I’ll have to reserve my judgment on the next levels until I reach them myself, but based on this game logic your middle age levels have some pros and cons. You’ve finally made some money and traveled a bit. You may have some nice transportation (like a 1972 Mercedes Airship in metallic mint green) and a fully furnished house (somewhere to keep all that loot with easy access to merchants). But whether you’re living in Tenpenny Towers or the shack in the Imperial City, it doesn’t change the fact that you’ll be facing tougher challenges than when you were lower level. More boss fights (that may, for example, kill you and cause you to restart) and more minions to deal with (middle management-types have a 50% weakness to fire), but more experience with your chosen profession/class and more .

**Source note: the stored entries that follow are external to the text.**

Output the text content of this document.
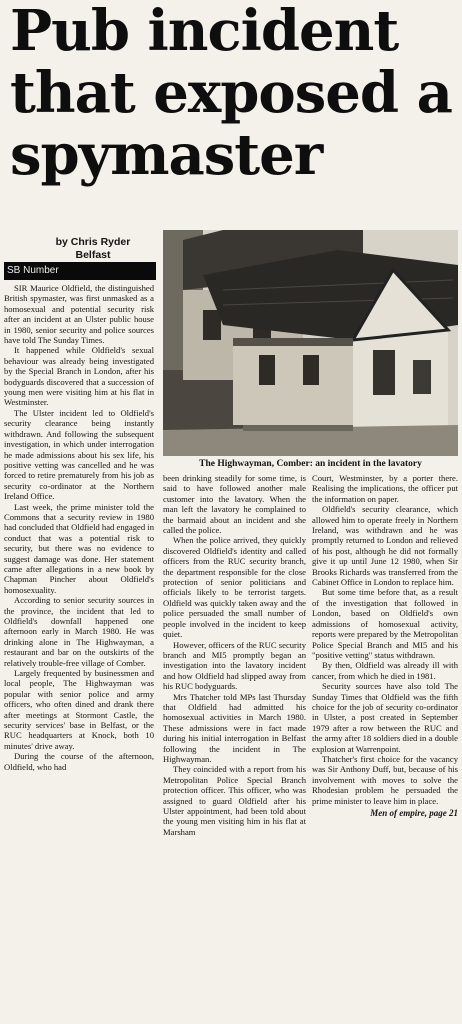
Pub incident that exposed a spymaster
by Chris Ryder
Belfast
SB Number
The Highwayman, Comber: an incident in the lavatory

SIR Maurice Oldfield, the distinguished British spymaster, was first unmasked as a homosexual and potential security risk after an incident at an Ulster public house in 1980, senior security and police sources have told The Sunday Times.

It happened while Oldfield's sexual behaviour was already being investigated by the Special Branch in London, after his bodyguards discovered that a succession of young men were visiting him at his flat in Westminster.

The Ulster incident led to Oldfield's security clearance being instantly withdrawn. And following the subsequent investigation, in which under interrogation he made admissions about his sex life, his positive vetting was cancelled and he was forced to retire prematurely from his job as security co-ordinator at the Northern Ireland Office.

Last week, the prime minister told the Commons that a security review in 1980 had concluded that Oldfield had engaged in conduct that was a potential risk to security, but there was no evidence to suggest damage was done. Her statement came after allegations in a new book by Chapman Pincher about Oldfield's homosexuality.

According to senior security sources in the province, the incident that led to Oldfield's downfall happened one afternoon early in March 1980. He was drinking alone in The Highwayman, a restaurant and bar on the outskirts of the relatively trouble-free village of Comber.

Largely frequented by businessmen and local people, The Highwayman was popular with senior police and army officers, who often dined and drank there after meetings at Stormont Castle, the security services' base in Belfast, or the RUC headquarters at Knock, both 10 minutes' drive away.

During the course of the afternoon, Oldfield, who had

been drinking steadily for some time, is said to have followed another male customer into the lavatory. When the man left the lavatory he complained to the barmaid about an incident and she called the police.

When the police arrived, they quickly discovered Oldfield's identity and called officers from the RUC security branch, the department responsible for the close protection of senior politicians and officials likely to be terrorist targets. Oldfield was quickly taken away and the police persuaded the small number of people involved in the incident to keep quiet.

However, officers of the RUC security branch and MI5 promptly began an investigation into the lavatory incident and how Oldfield had slipped away from his RUC bodyguards.

Mrs Thatcher told MPs last Thursday that Oldfield had admitted his homosexual activities in March 1980. These admissions were in fact made during his initial interrogation in Belfast following the incident in The Highwayman.

They coincided with a report from his Metropolitan Police Special Branch protection officer. This officer, who was assigned to guard Oldfield after his Ulster appointment, had been told about the young men visiting him in his flat at Marsham

Court, Westminster, by a porter there. Realising the implications, the officer put the information on paper.

Oldfield's security clearance, which allowed him to operate freely in Northern Ireland, was withdrawn and he was promptly returned to London and relieved of his post, although he did not formally give it up until June 12 1980, when Sir Brooks Richards was transferred from the Cabinet Office in London to replace him.

But some time before that, as a result of the investigation that followed in London, based on Oldfield's own admissions of homosexual activity, reports were prepared by the Metropolitan Police Special Branch and MI5 and his "positive vetting" status withdrawn.

By then, Oldfield was already ill with cancer, from which he died in 1981.

Security sources have also told The Sunday Times that Oldfield was the fifth choice for the job of security co-ordinator in Ulster, a post created in September 1979 after a row between the RUC and the army after 18 soldiers died in a double explosion at Warrenpoint.

Thatcher's first choice for the vacancy was Sir Anthony Duff, but, because of his involvement with moves to solve the Rhodesian problem he persuaded the prime minister to leave him in place.

Men of empire, page 21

 The plot may be thickening, with family or work, or it may be dragging on as the game gives you a chance to catch up on some exploration and leveling. You may have invested energy in leveling characters who leave halfway through the game for some ill-defined reason. You’ll probably never reach level 100 unless you power level, which isn’t really much fun all the time. Some people obsess over it (see healthy foods, exercise, or good genes/character class). And no one really knows when they’ll finish the game. It may be after power training all your Pokemon to level 75 to beat the Elite Four. You may have an idea based on the plot and other cues that the final boss fight is coming, and the game will end soon. Or the game may never really end; like so many plotlines in life, you may keep going back to them even after you think they’re done.

 I realize there are a few problems with this extended metaphor. There are many guides to life, but no one’s quite gotten them right yet, no matter what they claim. The Konami Code will not help you; you can’t really cheat to get ahead, beyond a basic gold glitch or item dupe. Spoilers are actually a good thing; if you have an idea of what’s coming based on others’ experiences, you have a better chance at surviving. You don’t really have as much control over party members’ actions as you might like. And, finally, sometimes level doesn’t really matter. Sometimes you get pwned by a boss half your level, or get lucky and beat one twice yours. Sometimes you need to rely on your Luck, or Personality, or Defense, to get you through. And at the end of the day, you never really know which level up will be your last, so you should try to enjoy every single level. Ding!